Days after disclosing a massive derivatives trading loss, JPMorgan Chase was hit with three shareholder lawsuits accusing company executives — and its CEO Jamie Dimon — of misleading investors about the extent of the blunder. The flurry of legal paper came as news emerged that the losses at the nation’s largest bank have grown by 50% to $3 billion — just days after the debacle was disclosed. Now that JPMorgan’s bad position is known, hedge funds have been betting against it, driving up the bank’s losses and raising questions about how it intends to extricate itself.
The three lawsuits are the first of what could be a flurry of legal actions against the bank over the botched trade, which has wiped out nearly $20 billion in JPMorgan shareholder equity and renewed calls for more aggressive regulation of Wall Street. One of the complaints, filed in New York federal court on behalf of investment firm Saratoga Advantage Trust, a JPMorgan shareholder, alleges that bank executives misled investors into thinking that its traders were pursuing deals designed to reduce risk, when in fact they were geared to producing profits.
“Defendants issued materially false and misleading statements regarding the losses and risk of loss to the Company arising from massive bets on derivative contracts related to credit indexes reflecting interest rates on corporate bonds,” the complaint charges. “These derivative bets went horribly wrong, resulting in billions of dollars in lost capital for the Company and billions more in lost market capitalization for JPMorgan shareholders.

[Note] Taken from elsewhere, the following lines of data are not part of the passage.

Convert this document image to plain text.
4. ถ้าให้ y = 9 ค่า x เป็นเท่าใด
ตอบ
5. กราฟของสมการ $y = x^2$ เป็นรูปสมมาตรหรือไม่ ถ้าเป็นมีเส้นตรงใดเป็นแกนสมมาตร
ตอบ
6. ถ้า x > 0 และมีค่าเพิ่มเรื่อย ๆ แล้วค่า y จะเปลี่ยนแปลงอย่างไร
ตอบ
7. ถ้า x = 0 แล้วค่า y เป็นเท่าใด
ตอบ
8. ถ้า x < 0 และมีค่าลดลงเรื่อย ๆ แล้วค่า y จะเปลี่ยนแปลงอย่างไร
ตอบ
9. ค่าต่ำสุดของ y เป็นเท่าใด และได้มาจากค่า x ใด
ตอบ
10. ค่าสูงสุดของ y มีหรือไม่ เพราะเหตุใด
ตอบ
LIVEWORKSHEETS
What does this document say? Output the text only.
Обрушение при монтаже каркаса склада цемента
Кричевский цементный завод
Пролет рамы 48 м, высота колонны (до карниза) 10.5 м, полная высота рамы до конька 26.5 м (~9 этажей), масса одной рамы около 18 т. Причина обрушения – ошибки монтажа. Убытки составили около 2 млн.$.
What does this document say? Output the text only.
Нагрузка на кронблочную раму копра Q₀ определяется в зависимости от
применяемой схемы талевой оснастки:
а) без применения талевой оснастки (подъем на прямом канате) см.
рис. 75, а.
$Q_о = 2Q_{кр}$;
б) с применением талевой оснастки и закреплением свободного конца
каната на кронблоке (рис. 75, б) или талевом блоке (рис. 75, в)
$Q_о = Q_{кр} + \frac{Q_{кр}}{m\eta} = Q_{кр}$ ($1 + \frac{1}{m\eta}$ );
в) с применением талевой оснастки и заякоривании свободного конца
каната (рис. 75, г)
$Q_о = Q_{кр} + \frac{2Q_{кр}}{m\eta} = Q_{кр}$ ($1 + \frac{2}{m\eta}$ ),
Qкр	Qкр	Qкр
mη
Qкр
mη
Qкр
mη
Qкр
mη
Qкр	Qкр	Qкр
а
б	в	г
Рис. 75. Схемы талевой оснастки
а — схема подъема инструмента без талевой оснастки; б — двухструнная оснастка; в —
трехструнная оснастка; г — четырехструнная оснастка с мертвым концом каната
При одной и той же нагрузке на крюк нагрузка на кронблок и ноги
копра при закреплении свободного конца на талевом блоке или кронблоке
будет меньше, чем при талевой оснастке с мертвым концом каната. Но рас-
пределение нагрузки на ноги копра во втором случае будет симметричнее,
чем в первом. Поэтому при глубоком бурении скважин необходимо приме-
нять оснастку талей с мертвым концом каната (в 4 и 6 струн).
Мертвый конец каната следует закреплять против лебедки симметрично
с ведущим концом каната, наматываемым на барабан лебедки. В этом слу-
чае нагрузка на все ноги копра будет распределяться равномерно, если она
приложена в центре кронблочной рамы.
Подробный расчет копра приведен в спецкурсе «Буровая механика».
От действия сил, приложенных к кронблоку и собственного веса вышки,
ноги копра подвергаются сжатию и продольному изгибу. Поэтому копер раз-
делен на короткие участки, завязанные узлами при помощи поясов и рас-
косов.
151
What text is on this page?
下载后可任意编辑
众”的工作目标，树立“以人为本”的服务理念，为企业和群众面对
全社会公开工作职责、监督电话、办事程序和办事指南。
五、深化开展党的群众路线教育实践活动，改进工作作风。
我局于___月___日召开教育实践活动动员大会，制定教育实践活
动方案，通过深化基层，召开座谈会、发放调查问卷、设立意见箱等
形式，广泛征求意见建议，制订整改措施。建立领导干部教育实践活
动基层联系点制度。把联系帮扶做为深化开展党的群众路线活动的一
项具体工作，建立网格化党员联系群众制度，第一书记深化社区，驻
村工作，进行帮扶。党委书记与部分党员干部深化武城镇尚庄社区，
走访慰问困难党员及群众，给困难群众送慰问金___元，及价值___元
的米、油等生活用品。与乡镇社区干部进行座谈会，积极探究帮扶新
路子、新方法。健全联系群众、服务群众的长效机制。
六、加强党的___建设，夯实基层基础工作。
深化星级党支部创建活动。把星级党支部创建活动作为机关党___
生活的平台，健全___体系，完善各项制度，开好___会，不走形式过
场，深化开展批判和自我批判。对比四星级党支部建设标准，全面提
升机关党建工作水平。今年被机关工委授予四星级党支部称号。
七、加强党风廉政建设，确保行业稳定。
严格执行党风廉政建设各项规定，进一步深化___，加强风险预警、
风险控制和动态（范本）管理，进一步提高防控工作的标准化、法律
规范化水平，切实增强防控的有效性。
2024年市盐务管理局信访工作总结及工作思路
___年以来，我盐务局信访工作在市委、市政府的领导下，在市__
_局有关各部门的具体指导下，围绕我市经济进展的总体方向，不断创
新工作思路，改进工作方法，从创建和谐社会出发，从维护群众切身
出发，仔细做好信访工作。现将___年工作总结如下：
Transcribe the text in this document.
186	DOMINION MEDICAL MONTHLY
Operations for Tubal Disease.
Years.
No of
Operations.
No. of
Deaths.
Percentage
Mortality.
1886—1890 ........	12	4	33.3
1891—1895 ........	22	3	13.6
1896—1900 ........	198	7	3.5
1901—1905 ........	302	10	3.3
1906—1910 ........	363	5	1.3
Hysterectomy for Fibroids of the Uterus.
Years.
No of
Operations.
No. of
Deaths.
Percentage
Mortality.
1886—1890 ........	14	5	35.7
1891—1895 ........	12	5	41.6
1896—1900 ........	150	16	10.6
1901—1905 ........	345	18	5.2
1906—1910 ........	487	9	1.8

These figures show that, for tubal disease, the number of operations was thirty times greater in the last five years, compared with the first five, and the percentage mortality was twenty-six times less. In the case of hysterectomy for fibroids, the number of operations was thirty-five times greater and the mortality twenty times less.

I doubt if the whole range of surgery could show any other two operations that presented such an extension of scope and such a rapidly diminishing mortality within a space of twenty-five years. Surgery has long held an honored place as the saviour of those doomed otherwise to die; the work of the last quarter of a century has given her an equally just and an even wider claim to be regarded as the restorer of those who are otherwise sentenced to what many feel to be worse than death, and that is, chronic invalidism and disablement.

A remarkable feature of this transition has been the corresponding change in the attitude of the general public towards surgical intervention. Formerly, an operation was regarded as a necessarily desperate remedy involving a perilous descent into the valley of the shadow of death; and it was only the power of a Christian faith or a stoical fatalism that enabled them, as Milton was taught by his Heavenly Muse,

Last Thursday, JPMorgan’s CEO Dimon said the firm’s in-house investment office had lost $2 billion on a portfolio of complex financial derivatives initially designed as a “hedge” to balance out potential losses elsewhere on the bank’s books. Dimon said the bank could face $1 billion in further losses by the end of the year. But in only a matter of days, the position has worsened, costing the bank an additional $1 billion in losses, according to The New York Times. Several hedge funds now betting against the bank know its position is compromised and are smelling blood.“They were caught short,” the paper quotes one credit trader as saying. “This is a very hard trade to get out of because it’s so big.”
Meanwhile, FBI Director Robert Mueller confirmed on Wednesday that the feds have launched an initial probe into JPMorgan’s bungled trade.” The Securities and Exchange Commission is also examining the matter. Financial reform advocates have seized the incident as proof that stronger bank regulation is needed. Dimon has been Wall Street’s most vocal opponent of the Volcker Rule, a central part of the Dodd-Frank financial package aimed at preventing banks that can collect government-insured deposits from making risky, so-called “proprietary” bets.
Another of the complaints refers to the JPMorgan unit that made the bad bet — the bank’s “chief investment office” — which Dimon had pushed to transform in recent years from a conservative operation designed to mitigate the firm’s overall risk, into a risk-taking profit center. The complaint alleges that JPMorgan executives didn’t properly disclose the true nature of the chief investment office.
“What the Company did not reveal was that those losses were the result of a marked shift in the company’s allowable risk model, undisclosed to investors, and the similarly clandestine conversion of a unit within the company that was touted as providing a conservative risk-reduction function into a risky, short-term trading enterprise that exposed the company to large losses instead,” said another of the complaints, cited by Reuters, which was filed by a California shareholder against Dimon, Chief Financial Officer Douglas Braunstein and board members.
Thanks to vigorous lobbying by JPMorgan and other Wall Street banks, the Volcker Rule includes a loophole that allows the banks to make “hedge” trades, designed to reduce risk. But JPMorgan traders were going much further than hedging, and in fact, Dimon himself had pushed to transform the chief investment office into a money-making operation. The mysterious trader at the center of the scandal, Bruno Iksil, “the London Whale,” has been removed from the trading desk and is expected the leave the bank.